1 LIPCA

ŚRODA, Dzień powszedni albo wspomnienie św. Ottona, biskupa

EWANGELIA - Mt 8, 28-34 (Wypędzenie złych duchów)

Gdy Jezus przybył na drugi brzeg do kraju Gadareńczyków, wybiegli Mu naprzeciw dwaj opętani, którzy wyszli z grobów, bardzo dzicy, tak że nikt nie mógł przejść tą drogą.
Zaczęli krzyczeć: «Czego chcesz od nas, Jezusie, Synu Boży?
Przyszedłeś tu przed czasem dręczyć nas?»
A opodal nich pasła się duża trzoda świń.
Złe duchy prosiły Go: «Jeżeli nas wyrzucasz, to poślij nas w tę trzodę świń».
Rzekł do nich: «Idźcie». Wyszły więc i weszły w świnie.
I naraz cała trzoda ruszyła pędem po urwistym zboczu do jeziora i zginęła w falach.
Pasterze zaś uciekli i przyszedłszy do miasta rozpowiedzieli wszystko, a także zdarzenie
z opętanymi. Wtedy całe miasto wyszło na spotkanie Jezusa; a gdy Go ujrzeli, prosili, żeby odszedł
z ich granic.

MEDYTACJA

Dzisiaj możesz zobaczyć Jezusa, który działa.
Zauważ, że wszystko jest Mu posłuszne i wystarczy, że wypowie tylko słowo, bo ono ma moc stwórczą, powołuje do życia, uwalnia, ożywia, oczyszcza i uzdrawia konkretne osoby.
Czy doświadczałeś już mocy Jego słowa w swoim życiu?

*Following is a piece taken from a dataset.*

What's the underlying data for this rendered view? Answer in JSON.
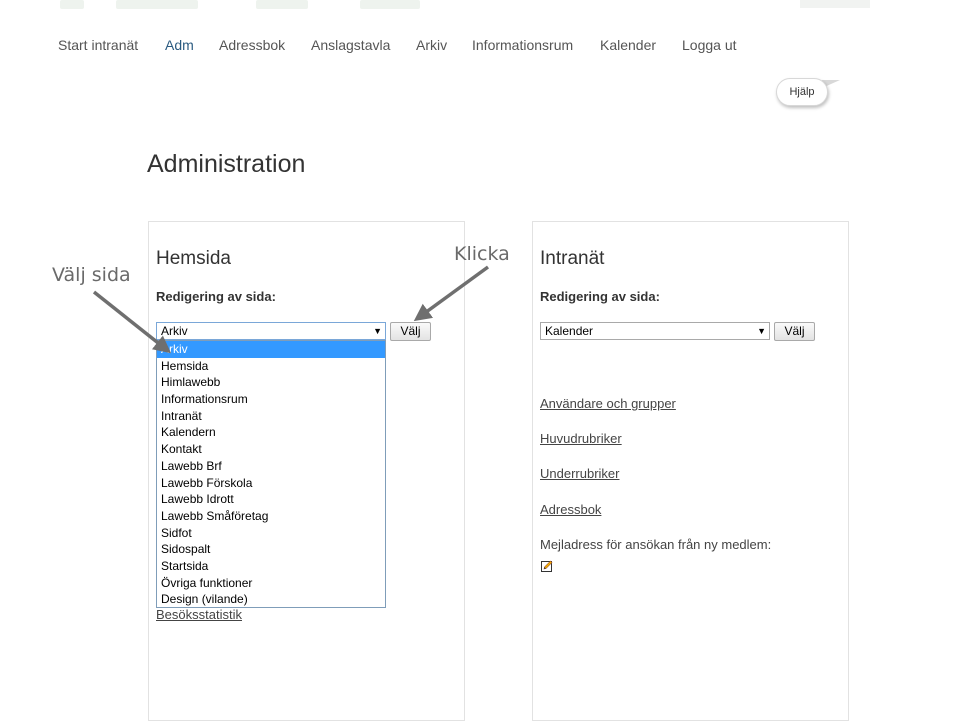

Jezus jest dzisiaj zwycięzcą złego ducha.
Zobacz jednak, że nie wystarczy samo działanie Jezusa, bo potrzebna jest również twoja otwartość na Jego działanie, bo On zawsze czeka na twoje decyzje i chce ci pomóc oraz oczekuje, że pozwolisz Mu na to.
Czy otwierasz się na Jezusa w różnych momentach swojego życia?
Czy chcesz zmiany?
A może wygodniej jest ci żyć w grzechu?
Gdy On rząda od ciebie czegoś nowego to jesteś zdenerwowany?
Czy ufasz Mu bez zastrzeżeń?

W Starym Testamencie pozycja ojca w rodzie była zdecydowanie dominująca i był on panem życia
i śmierci swoich dzieci i całego rodu.
Dzisiaj - brzmi to okrutnie, ale należy to postrzegać na tle ówczesnej kultury, której nie jesteś w stanie zrozumieć do końca.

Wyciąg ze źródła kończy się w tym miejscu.